Saturday, 10 December 2016
2016 has been one of the worst years ever. First off in the second semester of last year they took off the ability to let Juniors out of finals if they do so many hours of study island. Then over the summer I worked pretty much 24/7 and still didn't make that much money. Then I had to take a civics class because state laws says that I had to. And that consist of listening to the the stupid presidential candidates roast each other. Then my basketball team also only has 2 people that are even really prepare to play varsity.
If I described snow to someone who didn't know what snow was I would described it as a a cold wet white blanket the covers everything. The is also several thing you can do with this cold wet blanket. Number 1 you can build an army of of man built by rolling three balls of snow and stacking them on top of each other. The snowmen don't do much and just stand there and look cool. Also if you have enough snow you can build a entire little house out of snow and even heat it. And you can also throw this snow material at people.
Since sophomore year I have changed quite a bit. I have mostly changed physically. I probably grown at least a half a foot and gained like 50 pounds. I also got a way deeper voice because back in the day my voice was pretty high. I have also lost a lot of faith in humanity over that amount of time. Because the last couple of years has been very bad and not very good. Also each day that goes by a little part of me dies and can never be retrieved. But I think I have changed for the good over the past 2.5 years.
If I was a turkey right before thanksgiving I would carefully plan my escape route out of the farm. First I would sneak into the farmer's house at night and steal his phone. Then I would drop his phone in a manure tank. So in the morning when the farmer climbs in the manure tank to get his phone I would close the tank lid with my turkey beak and the farmer would be trapped in the tank. Then after the farmer died I would take all the puppy's on the farm and turn them into guard dogs and turn the farm into Communist farm state.
On my ipod I don't have any songs because I don't buy songs of of iTunes that is just crazy.
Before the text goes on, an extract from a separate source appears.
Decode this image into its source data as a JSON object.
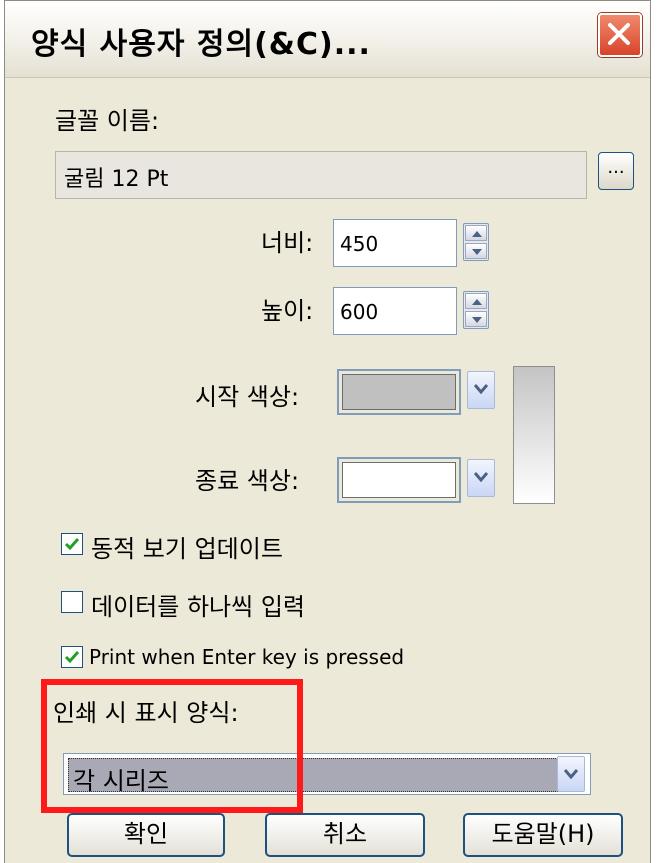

I mostly listen to music on the radio or open up the apps Pandora and spotify. And no songs ever embarrass me because either I like the song or I do not it is that simple. But I would definitely rather listen to country music rather than Rap or hip hop because all the rap on the radio right now sounds like someone is mumbling through a tube and it sounds terrible. Also I'm not into metal core or scream o but some people are and that's alright.
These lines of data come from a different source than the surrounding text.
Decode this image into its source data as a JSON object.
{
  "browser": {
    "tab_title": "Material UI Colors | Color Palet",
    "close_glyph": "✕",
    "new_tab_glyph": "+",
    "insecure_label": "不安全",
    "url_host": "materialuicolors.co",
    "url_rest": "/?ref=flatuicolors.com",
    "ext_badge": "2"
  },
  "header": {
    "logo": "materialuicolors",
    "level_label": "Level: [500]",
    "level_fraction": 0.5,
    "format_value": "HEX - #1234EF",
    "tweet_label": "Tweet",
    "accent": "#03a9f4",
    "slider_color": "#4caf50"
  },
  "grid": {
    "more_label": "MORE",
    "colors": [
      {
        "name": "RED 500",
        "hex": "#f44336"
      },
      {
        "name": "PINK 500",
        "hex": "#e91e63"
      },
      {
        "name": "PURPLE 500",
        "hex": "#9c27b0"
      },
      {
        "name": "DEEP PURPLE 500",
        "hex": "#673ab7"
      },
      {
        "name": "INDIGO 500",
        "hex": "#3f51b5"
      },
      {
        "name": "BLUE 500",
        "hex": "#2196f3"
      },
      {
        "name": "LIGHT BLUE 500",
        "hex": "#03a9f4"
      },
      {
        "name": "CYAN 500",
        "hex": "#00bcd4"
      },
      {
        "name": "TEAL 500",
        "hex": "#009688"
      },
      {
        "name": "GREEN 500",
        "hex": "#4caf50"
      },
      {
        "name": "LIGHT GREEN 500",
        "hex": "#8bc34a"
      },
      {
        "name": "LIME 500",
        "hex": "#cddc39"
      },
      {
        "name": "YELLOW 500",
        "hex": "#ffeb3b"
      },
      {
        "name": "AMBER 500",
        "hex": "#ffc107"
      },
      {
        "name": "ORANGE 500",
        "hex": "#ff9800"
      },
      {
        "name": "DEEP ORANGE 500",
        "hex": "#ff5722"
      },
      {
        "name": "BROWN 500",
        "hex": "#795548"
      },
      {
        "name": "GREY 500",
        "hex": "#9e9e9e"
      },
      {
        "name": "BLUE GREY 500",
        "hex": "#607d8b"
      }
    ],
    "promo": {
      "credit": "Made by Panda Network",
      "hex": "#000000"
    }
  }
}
The reason the chicken crossed the road was because he was being chased by a group of angry redneck farmers. The story goes that this chicken when it was born of farmer Joe's farm that it was blessed by the gods to have the most tender and delicious meat. So when the chicken became full grown and was ready to be butchered farmer Joe and all his friends through a huge party. But the chicken managed to escape and run a crossed the road. But the farmer chasing the chicken caught him and butchered the chicken. And everyone lived happily ever after.
Friday, 9 December 2016
If I had to do a bad guy showdown I would have the Joker, Loki, Voldemort, and Deadpool. People say that Deadpool is not a villain but I believe he will do anything that benefits him and if he has the chance to become king of the villains. He would totally do it. But in the first round Loki and Voldemort would fight and Loki would kick Voldemort butt. Then The Joker would face deadpool and the joker would win because he is smarter than Deadpool. Then in the final battle the Joker shoves a pencil through Loki's eye and wins the title of /king of all villains.